Andrew Barber, in the Chicago office of fakshoredrive.com, recently chatted… (Terrence Antonio James…)
Andrew Barber of FakeShoreDrive.com has been documenting Chicago rap at great length for years. I recently sat down with my friend Barber for a casual conversation about Barber's thoughts on "The College Dropout" and its impact on the city and hip-hop scene.
"I'd already been a huge fan of Kanye's production since Jay Z's "The Blueprint," and "Izzo" remains one of my favorite Jay songs to date. I remember the MTV News brief in '02, '03 about Kanye pursuing a solo rap career, and it was on my radar from that day forward. Then the ads for "The College Dropout" started popping up in the album inserts of Roc-A-Fella releases, giving me hope that it'd actually come out. Because remember, there was a time when Kanye never coming out was a possibility -- album insert ads have been graveyards for many a rapper. Young Steff, anyone?
"In the summer of 2003, "The College Dropout" was beginning to become a reality. I vividly remember seeing the Kanye ad snipes on Milwaukee Avenue -- you know, the picture of him with the Louis Vuitton backpack on? Then the "Through the Wire" video dropped. That same summer I bought his two mixtapes, "I'm Good" and "Get Well Soon," from the mixtape rack at Tony's Sports on Sheridan. I downloaded every Kanye song I could find on Limewire and Kazaa. The freestyles, the verses tacked on "La, La, La." Everything.
"Then I went back to school for my senior year of college. Early versions of "Slow Jamz" and "All Falls Down" surfaced, and that's when Kanye became my favorite rapper. I was anticipating this album more than anything my senior year -- even more than Jay's fake-retirement opus, "The Black Album," that dropped a few months prior [Nov. 2003].
"Even though I was about to be a college graduate, I related to so much of what Kanye was saying on that album. And he dressed just like me! Polo shirts, Paper Denim jeans and sneakers -- that was my uniform at the time. He spoke to me. And it was dope to see a rapper who looked like a real person, not your standardized rapper in throwbacks and fitteds.

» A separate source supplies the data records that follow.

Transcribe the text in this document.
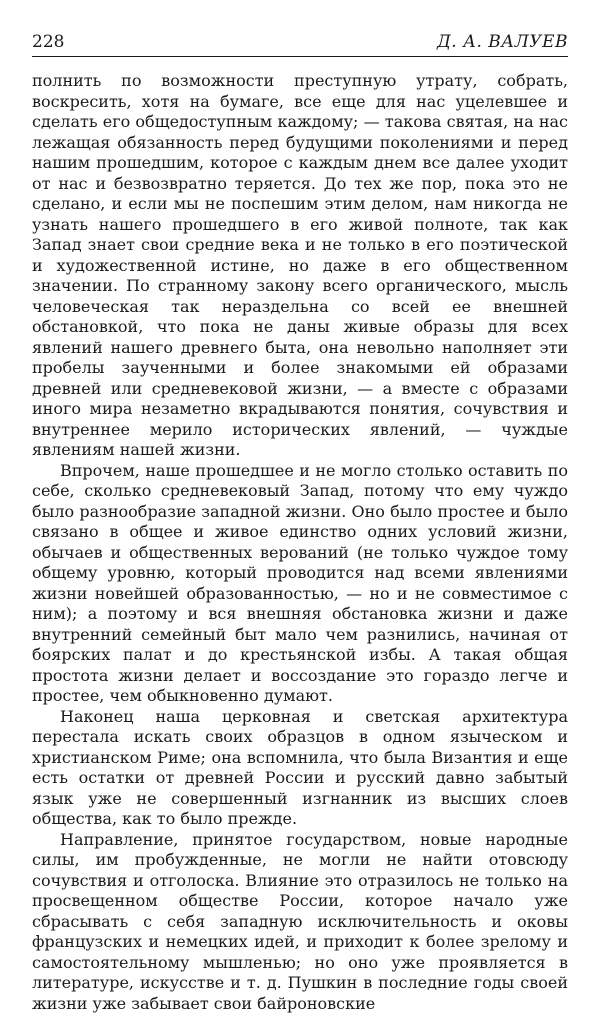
228	Д. А. ВАЛУЕВ

полнить по возможности преступную утрату, собрать, воскресить, хотя на бумаге, все еще для нас уцелевшее и сделать его общедоступным каждому; — такова святая, на нас лежащая обязанность перед будущими поколениями и перед нашим прошедшим, которое с каждым днем все далее уходит от нас и безвозвратно теряется. До тех же пор, пока это не сделано, и если мы не поспешим этим делом, нам никогда не узнать нашего прошедшего в его живой полноте, так как Запад знает свои средние века и не только в его поэтической и художественной истине, но даже в его общественном значении. По странному закону всего органического, мысль человеческая так нераздельна со всей ее внешней обстановкой, что пока не даны живые образы для всех явлений нашего древнего быта, она невольно наполняет эти пробелы заученными и более знакомыми ей образами древней или средневековой жизни, — а вместе с образами иного мира незаметно вкрадываются понятия, сочувствия и внутреннее мерило исторических явлений, — чуждые явлениям нашей жизни.

Впрочем, наше прошедшее и не могло столько оставить по себе, сколько средневековый Запад, потому что ему чуждо было разнообразие западной жизни. Оно было простее и было связано в общее и живое единство одних условий жизни, обычаев и общественных верований (не только чуждое тому общему уровню, который проводится над всеми явлениями жизни новейшей образованностью, — но и не совместимое с ним); а поэтому и вся внешняя обстановка жизни и даже внутренний семейный быт мало чем разнились, начиная от боярских палат и до крестьянской избы. А такая общая простота жизни делает и воссоздание это гораздо легче и простее, чем обыкновенно думают.

Наконец наша церковная и светская архитектура перестала искать своих образцов в одном языческом и христианском Риме; она вспомнила, что была Византия и еще есть остатки от древней России и русский давно забытый язык уже не совершенный изгнанник из высших слоев общества, как то было прежде.

Направление, принятое государством, новые народные силы, им пробужденные, не могли не найти отовсюду сочувствия и отголоска. Влияние это отразилось не только на просвещенном обществе России, которое начало уже сбрасывать с себя западную исключительность и оковы французских и немецких идей, и приходит к более зрелому и самостоятельному мышленью; но оно уже проявляется в литературе, искусстве и т. д. Пушкин в последние годы своей жизни уже забывает свои байроновские
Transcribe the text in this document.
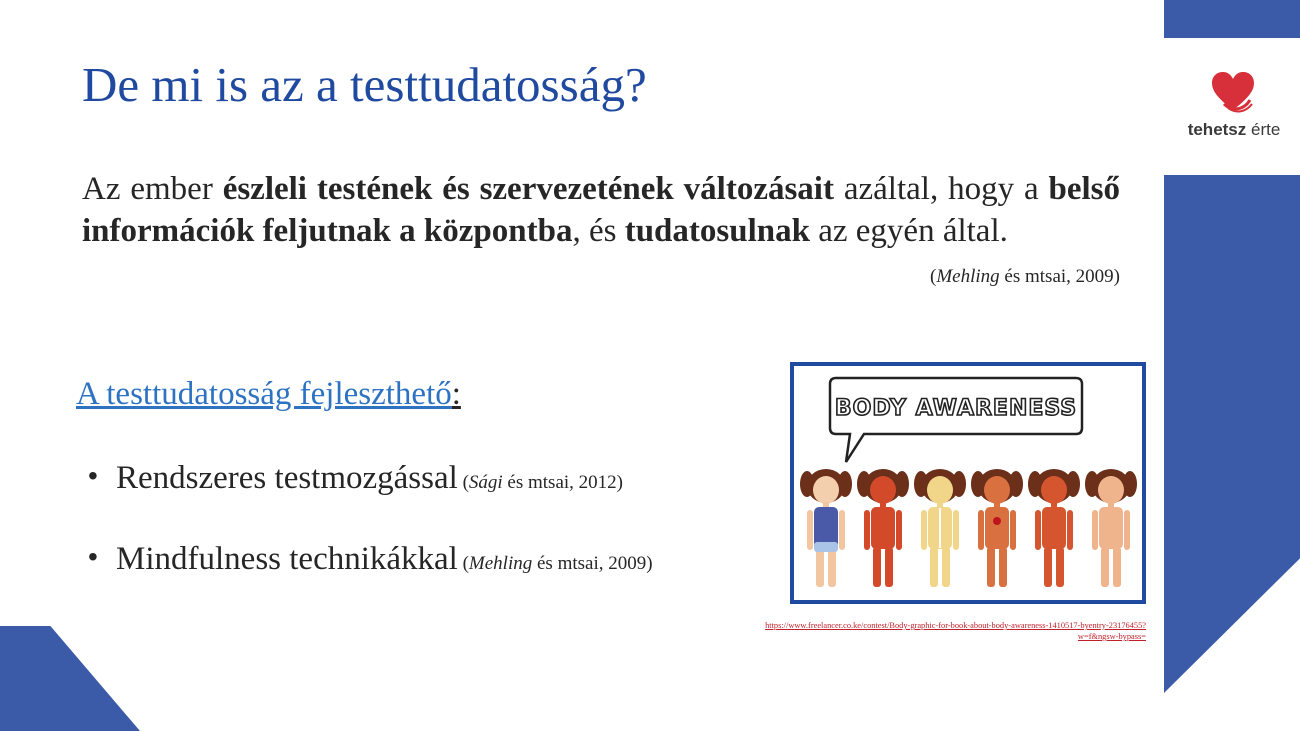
tehetsz érte
De mi is az a testtudatosság?
Az ember észleli testének és szervezetének változásait azáltal, hogy a belső információk feljutnak a központba, és tudatosulnak az egyén által.
(Mehling és mtsai, 2009)
A testtudatosság fejleszthető:
• Rendszeres testmozgással (Sági és mtsai, 2012)
• Mindfulness technikákkal (Mehling és mtsai, 2009)
BODY AWARENESS
https://www.freelancer.co.ke/contest/Body-graphic-for-book-about-body-awareness-1410517-byentry-23176455?w=f&ngsw-bypass=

And the music was incredible and thought-provoking. Screw Jeezy, this was my motivation music. I still listen to "Last Call" to this day for inspiration. I used to play the end of that track over and over and over. His story really influenced me, and motivated me to create my own path and follow my dreams. I have a feeling it had the same effect on many others.
"From his sound, to his look, to his message, Kanye has changed a lot since then. But Kanye in '03, '04 was the greatest, and "The College Dropout" will always be my favorite Kanye album. It came at the perfect time of my life, and was the soundtrack for me transforming from a kid into an adult."